The only two functions of the bladder are to store urine and to expel urine in a coordinated fashion under appropriate circumstances. The bladder needs to be of adequate capacity and compliance in order to store urine. The tone within the bladder neck and sphincter (valve) prevents urine from leaking from the bladder. During voiding, the bladder muscle contracts while the sphincter relaxes in a coordinated fashion.

Incontinence can be classified according to the mechanism causing the leakage of urine or according to the type of symptoms.

The main types of urinary incontinence are:

  • Stress urinary incontinence 
  • Urge incontinence 
  • Overflow incontinence
  • Total incontinence
  • Stress urinary incontinence is the leakage of urine associated with episodes of increased intra-abdominal pressure such as coughing or sneezing. It's caused by loss of bladder-neck and urethral support or inherent sphincter (valve) deficiency.

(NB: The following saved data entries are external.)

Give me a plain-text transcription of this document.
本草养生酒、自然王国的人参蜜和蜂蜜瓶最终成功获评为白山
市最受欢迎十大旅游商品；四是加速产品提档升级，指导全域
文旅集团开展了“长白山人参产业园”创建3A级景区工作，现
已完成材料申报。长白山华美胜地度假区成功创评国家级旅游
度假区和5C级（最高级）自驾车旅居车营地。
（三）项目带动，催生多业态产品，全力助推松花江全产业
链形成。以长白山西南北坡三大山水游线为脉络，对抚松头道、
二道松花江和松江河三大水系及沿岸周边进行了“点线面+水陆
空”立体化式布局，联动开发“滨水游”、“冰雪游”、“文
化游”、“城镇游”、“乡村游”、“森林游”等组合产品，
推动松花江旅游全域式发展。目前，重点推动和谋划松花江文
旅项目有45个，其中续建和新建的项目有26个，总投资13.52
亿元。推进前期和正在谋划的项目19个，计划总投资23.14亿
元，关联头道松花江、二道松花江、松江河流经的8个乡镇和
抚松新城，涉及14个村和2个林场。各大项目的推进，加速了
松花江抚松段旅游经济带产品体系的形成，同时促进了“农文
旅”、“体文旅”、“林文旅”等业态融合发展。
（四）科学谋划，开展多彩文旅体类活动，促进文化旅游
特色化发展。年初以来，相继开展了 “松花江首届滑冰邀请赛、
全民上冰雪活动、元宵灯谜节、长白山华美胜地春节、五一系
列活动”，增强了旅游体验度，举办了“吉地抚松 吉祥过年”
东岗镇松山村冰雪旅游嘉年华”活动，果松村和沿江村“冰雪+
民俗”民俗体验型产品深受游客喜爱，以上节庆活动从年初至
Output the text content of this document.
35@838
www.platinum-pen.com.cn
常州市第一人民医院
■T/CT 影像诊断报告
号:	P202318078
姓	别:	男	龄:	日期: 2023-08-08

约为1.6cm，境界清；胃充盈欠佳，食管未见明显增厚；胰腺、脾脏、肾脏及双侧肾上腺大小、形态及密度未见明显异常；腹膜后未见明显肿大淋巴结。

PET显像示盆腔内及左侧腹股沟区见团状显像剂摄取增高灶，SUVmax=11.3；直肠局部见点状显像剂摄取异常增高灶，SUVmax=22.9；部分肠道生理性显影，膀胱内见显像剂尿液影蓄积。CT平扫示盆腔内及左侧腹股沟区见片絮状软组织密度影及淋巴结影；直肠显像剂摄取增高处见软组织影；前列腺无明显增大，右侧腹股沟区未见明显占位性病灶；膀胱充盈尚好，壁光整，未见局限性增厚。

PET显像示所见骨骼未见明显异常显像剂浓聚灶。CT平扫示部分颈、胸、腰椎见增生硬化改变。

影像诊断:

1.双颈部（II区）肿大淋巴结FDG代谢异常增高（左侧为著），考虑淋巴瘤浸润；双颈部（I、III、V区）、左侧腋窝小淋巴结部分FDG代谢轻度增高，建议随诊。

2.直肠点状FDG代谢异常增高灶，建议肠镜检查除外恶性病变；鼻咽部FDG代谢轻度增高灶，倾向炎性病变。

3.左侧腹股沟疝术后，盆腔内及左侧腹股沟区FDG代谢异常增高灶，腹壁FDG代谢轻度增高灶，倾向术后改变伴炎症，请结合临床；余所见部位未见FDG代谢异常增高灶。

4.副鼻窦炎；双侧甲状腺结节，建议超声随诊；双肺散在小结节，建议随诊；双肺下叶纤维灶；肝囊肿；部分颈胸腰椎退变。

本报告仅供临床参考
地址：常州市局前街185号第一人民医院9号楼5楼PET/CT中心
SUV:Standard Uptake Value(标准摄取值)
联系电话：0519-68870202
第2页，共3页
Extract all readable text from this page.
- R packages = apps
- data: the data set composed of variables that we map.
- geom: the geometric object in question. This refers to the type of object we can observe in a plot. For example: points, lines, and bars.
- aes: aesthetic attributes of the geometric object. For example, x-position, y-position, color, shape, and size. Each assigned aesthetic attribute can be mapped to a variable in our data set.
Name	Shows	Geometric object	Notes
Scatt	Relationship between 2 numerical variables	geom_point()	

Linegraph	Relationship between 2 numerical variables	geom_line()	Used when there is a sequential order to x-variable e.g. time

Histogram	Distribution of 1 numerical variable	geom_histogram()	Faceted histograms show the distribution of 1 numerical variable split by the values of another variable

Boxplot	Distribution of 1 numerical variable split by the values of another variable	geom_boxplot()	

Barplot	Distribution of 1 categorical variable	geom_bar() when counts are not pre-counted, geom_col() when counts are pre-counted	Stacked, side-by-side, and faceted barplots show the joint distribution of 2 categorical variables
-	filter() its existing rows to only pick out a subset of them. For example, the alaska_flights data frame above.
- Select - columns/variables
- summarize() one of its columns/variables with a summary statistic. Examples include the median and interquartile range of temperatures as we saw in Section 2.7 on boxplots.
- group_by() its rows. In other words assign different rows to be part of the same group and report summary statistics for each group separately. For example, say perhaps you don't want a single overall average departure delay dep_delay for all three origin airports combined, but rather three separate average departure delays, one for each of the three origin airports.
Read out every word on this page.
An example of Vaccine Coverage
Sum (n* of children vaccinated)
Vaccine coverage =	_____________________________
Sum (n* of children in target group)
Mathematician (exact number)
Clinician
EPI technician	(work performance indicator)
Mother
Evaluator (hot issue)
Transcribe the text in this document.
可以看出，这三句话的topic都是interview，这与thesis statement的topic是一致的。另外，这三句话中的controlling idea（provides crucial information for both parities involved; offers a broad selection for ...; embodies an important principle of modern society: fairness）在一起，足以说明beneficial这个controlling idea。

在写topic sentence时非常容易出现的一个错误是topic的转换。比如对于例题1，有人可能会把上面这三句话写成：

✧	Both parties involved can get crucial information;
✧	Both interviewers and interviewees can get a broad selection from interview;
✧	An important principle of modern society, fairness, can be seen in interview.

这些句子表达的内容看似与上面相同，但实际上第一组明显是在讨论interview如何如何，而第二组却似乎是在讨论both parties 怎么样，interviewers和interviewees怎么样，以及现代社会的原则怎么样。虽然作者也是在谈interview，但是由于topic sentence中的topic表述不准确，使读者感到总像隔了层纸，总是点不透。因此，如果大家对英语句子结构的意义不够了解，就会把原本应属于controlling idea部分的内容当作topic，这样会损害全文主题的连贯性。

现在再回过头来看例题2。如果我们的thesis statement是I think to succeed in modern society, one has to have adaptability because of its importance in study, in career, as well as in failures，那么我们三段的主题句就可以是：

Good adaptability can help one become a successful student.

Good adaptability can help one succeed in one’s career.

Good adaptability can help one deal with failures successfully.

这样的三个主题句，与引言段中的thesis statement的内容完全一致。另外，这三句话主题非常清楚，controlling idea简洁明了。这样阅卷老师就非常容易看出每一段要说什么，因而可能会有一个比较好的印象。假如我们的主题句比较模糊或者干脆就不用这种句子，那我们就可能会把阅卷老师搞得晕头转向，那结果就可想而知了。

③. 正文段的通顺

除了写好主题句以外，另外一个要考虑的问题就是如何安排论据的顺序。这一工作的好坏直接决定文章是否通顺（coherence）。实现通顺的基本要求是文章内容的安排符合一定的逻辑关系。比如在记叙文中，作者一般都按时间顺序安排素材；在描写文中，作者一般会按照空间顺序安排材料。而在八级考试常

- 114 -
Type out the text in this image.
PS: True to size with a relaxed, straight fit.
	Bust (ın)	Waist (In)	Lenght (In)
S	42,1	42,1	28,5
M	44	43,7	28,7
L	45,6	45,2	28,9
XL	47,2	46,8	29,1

  • Urge incontinence is the leakage of urine associated with a great desire to urinate that cannot be suppressed. It's invariably associated with symptoms of urgency and frequency. The bladder is incapable of storing adequate amounts of urine, because it's either too small or unstable. There are many different causes of urge incontinence.

    Overflow incontinence is associated with chronic retention of urine. The bladder is permanently full and distended with urine. The kidneys continue to produce urine and the excess spills out of the urethra, much like a dam that's overflowing. Overflow incontinence is associated with a poor stream and difficulty passing urine. Chronic retention is either due to bladder-outlet obstruction or bladder-muscle dysfunction. Bladder-outlet obstruction is relatively common in elderly males and rare in females.

    Total incontinence is the continuous leakage of all the urine. It's most often due to a vesicovaginal fistula, which is an abnormal communication between the bladder and the vagina.

    Urinary incontinence affects about 8% of females and 3% of males. It's more common in the elderly, but shouldn't be regarded as normal at any age. There's no single treatment for urinary incontinence. The treatment options will depend on the type and severity of the incontinence.

    Most people with urinary incontinence can be cured or improved.